There are several sources of information listeners could use in combination to understand the meaning of speech. Of course we listen for specific acoustic features in the sounds, like the hissing quality in the sound “s”, or the vowel sound “oo” in "bookstore.”  But while we listen, we have strategies and linguistic knowledge that help us decode the sounds as we hear them. For example, we know that if the speaker is talking fast, we should expect sounds to be deleted or merged together, and we can use that to infer that some sounds are missing.  Thus, if the rest of the sentence consists of fast speech, we may infer that the part that sounds like "we’re" by itself is too long to be just "we’re" in such fast speech, so it must have had some sounds deleted, and therefore it might well be "we were" instead.
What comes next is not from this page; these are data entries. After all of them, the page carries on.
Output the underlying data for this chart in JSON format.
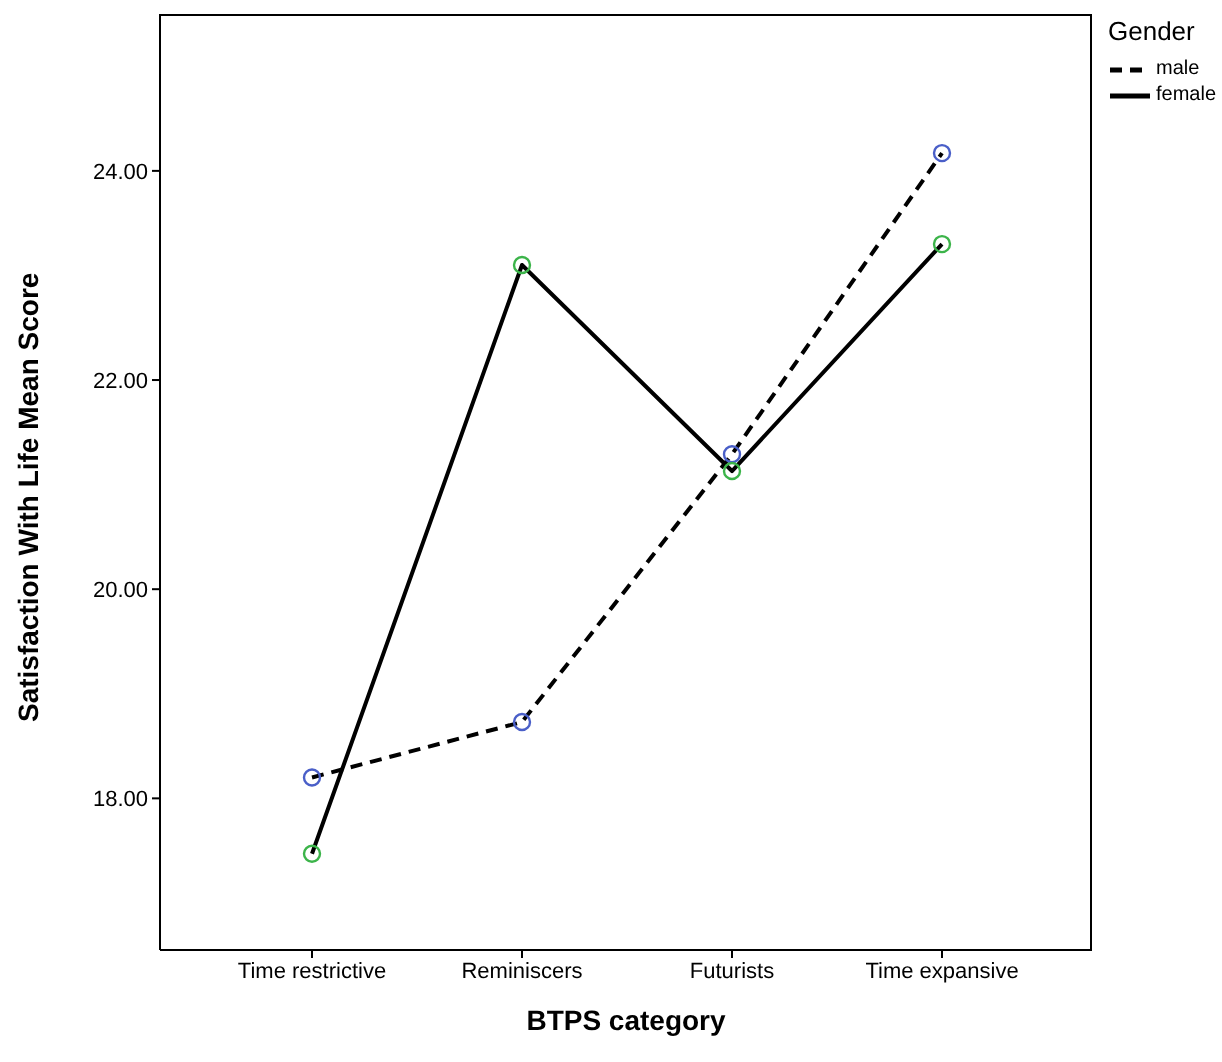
{
  "chart_data": {
    "type": "line",
    "xlabel": "BTPS category",
    "ylabel": "Satisfaction With Life Mean Score",
    "legend_title": "Gender",
    "legend": "top right",
    "marker": "circle",
    "grid": false,
    "categories": [
      "Time restrictive",
      "Reminiscers",
      "Futurists",
      "Time expansive"
    ],
    "ylim": [
      16.55,
      25.5
    ],
    "yticks": [
      {
        "value": 18,
        "label": "18.00"
      },
      {
        "value": 20,
        "label": "20.00"
      },
      {
        "value": 22,
        "label": "22.00"
      },
      {
        "value": 24,
        "label": "24.00"
      }
    ],
    "series": [
      {
        "name": "male",
        "color": "#000000",
        "line_style": "dashed",
        "colors": [
          "#4a5fc8",
          "#4a5fc8",
          "#4a5fc8",
          "#4a5fc8"
        ],
        "values": [
          18.2,
          18.73,
          21.29,
          24.17
        ]
      },
      {
        "name": "female",
        "color": "#000000",
        "line_style": "solid",
        "colors": [
          "#3cb44a",
          "#3cb44a",
          "#3cb44a",
          "#3cb44a"
        ],
        "values": [
          17.47,
          23.1,
          21.13,
          23.3
        ]
      }
    ]
  }
}
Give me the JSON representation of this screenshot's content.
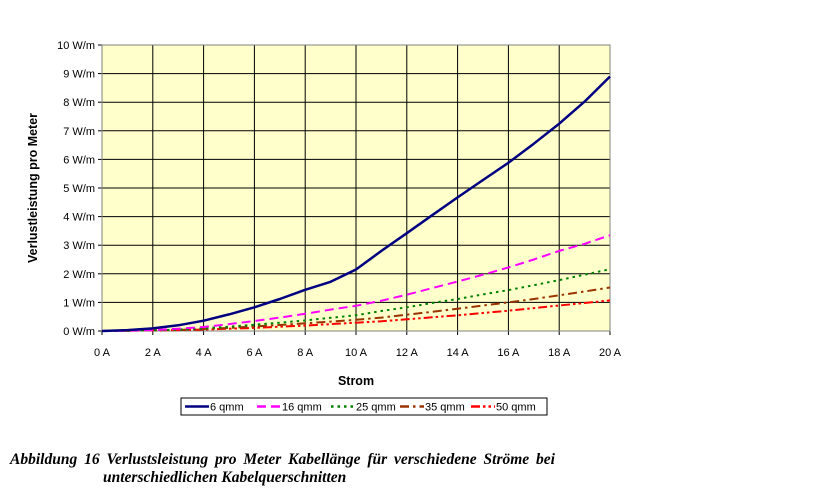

We also know a lot about how words are put together in sentences, and what kinds of words are likely to come up, so if the word "yesterday" occurs in the sentence, we might infer that it's more likely to be "we were" because it happened in the past. That is, we can use the sounds of the words themselves, the speech rate of the surrounding speech, and the meaning of the rest of the sentence to understand reduced speech.  Our current work investigates how each of these sources of information contributes to our perception of phrases that can sound the same, like “we’re” vs. “we were” and "he’s" vs. "he was."

To do this, we cut members of these pairs (“he’s” ↔ “he was”; “we’re” ↔ “we were”; etc.) out of recordings of college students’ telephone conversations, and we varied the amount of context included with those target words in order to compare how listeners respond to the word in isolation, with some small bit of acoustic context to tell them how fast the speaker is talking (but not enough to give the meaning of surrounding words), or with the entire sentence.

“And we were outside the bookstore. ”

[iso_bookstore.wav]

[lim_bookstore.wav]

[full_bookstore.wav]

We found evidence that listeners can extract a lot of information from the sounds in the words themselves:  they are relatively accurate just from “we were,” “he’s,” etc.  They also do perceive the words more accurately if they hear the speech rate of the surrounding sounds, and even more accurately if they hear the whole sentence.  Thus, they use all three types of information.  However, if the words were actually “was” or “were,” listeners made use of the speech rate information to infer that sounds had been deleted, but they did not make much use of the words of the surrounding sentence.  That is, we do not primarily rely on the meaning of the context, but rather on realizing that the context is fast, casual speech.  When listeners know how fast the speaker is talking, this helps them to predict when there may be missing sounds.

The most surprising discovery we made concerns the so-called quotative like, as in, “well he was like, ‘what’s wrong?’”

[full_what’s wrong.wav]

Quotative ‘like’ was very common in our recordings, as is known of college-aged speakers. We compared “he was” before “like” (for example “he was like ‘what’s wrong?’”) with “he was” without “like” (for example “he was in the wedding”).  We found that listeners heard the “he was” differently, even if it was cut out so that they could not hear the “like.”  Because some young speakers use the phrase “he was like” so often, they reduce the “he was” more than usual even before they get to the “like.”  Making “he was” so short makes it sound more like “he’s.”  We find that listeners favor acoustic information from the sounds they hear over information about the meaning of the rest of the sentence, even though that acoustic information may be misleading because it is so reduced.

To summarize, this work shows that listeners are very skilled at combining information from the acoustics of the sounds of a word itself, the rate of surrounding speech, and the meanings of other words in the sentence to determine the meaning of very reduced, casual speech.  However, they do not do this by relying primarily on the meaning of the context, as people sometimes think.  Rather, they favor the information in the sounds they actually hear, and make inferences about what sounds the speaker may have left out in fast speech.